The case for property investment and the implications of a unitized property market

Abstract
It is well known that direct property investment has often provided a more attractive risk/return profile than gilts and yet it enjoys a comparatively small role in institutional portfolios. This paper begins by updating and confirming that position. It then considers why this should be the case and poses the question of whether the development of a unitized property market might alter institutions’ perceptions of property as an investment in such a way as to increase its portfolio importance. Section 2 discusses the weighting attached to property in recent years and section 3 discusses the conventional methods of risk/return analysis which present property in a favourable light. The paper then asks why the weighting should be so low and begins (section 4) by looking at arguments that conventional methods of risk/return analysis are misleading when applied to property, leading to an overstatement of return and an underestimate of risk. If institutions are aware of these defects they may adjust their perceptions of risk/return appropriately. We are not, however, persuaded that this is the whole of the explanation.

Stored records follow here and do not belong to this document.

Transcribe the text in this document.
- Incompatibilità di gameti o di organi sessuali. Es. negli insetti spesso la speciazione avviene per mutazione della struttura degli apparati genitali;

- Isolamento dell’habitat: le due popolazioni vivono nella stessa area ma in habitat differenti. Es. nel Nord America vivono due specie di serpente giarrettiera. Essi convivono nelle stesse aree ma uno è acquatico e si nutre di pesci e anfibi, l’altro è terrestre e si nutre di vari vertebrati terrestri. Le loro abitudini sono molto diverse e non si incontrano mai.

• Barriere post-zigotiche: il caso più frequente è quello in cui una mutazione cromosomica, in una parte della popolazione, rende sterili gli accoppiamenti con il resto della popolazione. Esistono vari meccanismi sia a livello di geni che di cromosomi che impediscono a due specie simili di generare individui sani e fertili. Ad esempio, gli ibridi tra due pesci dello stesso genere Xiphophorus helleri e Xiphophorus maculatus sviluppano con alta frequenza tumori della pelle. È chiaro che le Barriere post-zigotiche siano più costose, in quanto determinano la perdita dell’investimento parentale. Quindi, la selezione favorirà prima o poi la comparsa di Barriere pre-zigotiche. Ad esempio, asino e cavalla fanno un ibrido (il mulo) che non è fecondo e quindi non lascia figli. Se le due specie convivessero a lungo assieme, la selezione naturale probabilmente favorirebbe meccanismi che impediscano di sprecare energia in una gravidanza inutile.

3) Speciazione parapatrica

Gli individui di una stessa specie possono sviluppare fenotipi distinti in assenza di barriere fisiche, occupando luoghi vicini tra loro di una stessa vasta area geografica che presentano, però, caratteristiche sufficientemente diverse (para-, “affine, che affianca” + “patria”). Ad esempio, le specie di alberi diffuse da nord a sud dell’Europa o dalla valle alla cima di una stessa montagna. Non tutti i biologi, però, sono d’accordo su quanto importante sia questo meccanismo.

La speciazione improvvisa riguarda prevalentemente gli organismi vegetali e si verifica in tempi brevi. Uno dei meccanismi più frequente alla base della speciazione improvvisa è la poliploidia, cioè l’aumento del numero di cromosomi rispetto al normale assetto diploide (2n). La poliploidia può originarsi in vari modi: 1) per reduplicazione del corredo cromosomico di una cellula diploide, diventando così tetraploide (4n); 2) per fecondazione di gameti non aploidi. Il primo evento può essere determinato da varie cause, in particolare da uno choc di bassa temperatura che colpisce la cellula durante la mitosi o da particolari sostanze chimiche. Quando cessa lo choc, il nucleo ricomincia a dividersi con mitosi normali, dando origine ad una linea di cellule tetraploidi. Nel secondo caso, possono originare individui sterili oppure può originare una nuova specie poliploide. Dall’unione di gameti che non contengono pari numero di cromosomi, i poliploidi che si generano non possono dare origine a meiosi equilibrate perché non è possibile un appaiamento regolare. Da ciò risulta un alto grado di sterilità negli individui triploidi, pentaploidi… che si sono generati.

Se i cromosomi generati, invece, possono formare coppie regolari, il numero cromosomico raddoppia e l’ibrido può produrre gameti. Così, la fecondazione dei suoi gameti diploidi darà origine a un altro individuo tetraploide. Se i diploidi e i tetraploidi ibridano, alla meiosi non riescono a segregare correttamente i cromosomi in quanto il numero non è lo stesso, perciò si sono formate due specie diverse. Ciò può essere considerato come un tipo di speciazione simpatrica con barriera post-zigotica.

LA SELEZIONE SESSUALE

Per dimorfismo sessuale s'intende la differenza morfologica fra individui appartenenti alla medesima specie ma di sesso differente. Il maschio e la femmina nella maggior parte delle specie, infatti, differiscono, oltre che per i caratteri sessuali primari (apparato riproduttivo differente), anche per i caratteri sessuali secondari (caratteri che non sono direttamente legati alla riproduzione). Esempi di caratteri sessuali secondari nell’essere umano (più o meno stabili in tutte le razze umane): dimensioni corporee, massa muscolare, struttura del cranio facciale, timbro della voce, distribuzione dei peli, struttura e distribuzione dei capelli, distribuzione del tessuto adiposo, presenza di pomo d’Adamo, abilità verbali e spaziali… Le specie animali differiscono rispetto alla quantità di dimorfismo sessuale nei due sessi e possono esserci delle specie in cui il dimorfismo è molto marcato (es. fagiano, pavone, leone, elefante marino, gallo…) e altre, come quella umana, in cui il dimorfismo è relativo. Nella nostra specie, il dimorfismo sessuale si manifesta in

In section 5 we consider other disadvantages or costs of direct property investment which go unrecorded by conventional measures of risk but which might be important to institutions. We confirm there are peculiarities attaching to direct property investment but that these cannot wholly explain the high return that institutions seem to need to induce them to hold only a small proportion of their portfolio in property. We are left, therefore, with the conclusion that institutions’ perceptions of the merits of property investment are a significant factor. Thus, in section 6, we try to identify ways in which an active market in unitized property might encourage institutions to hold larger property portfolios in future.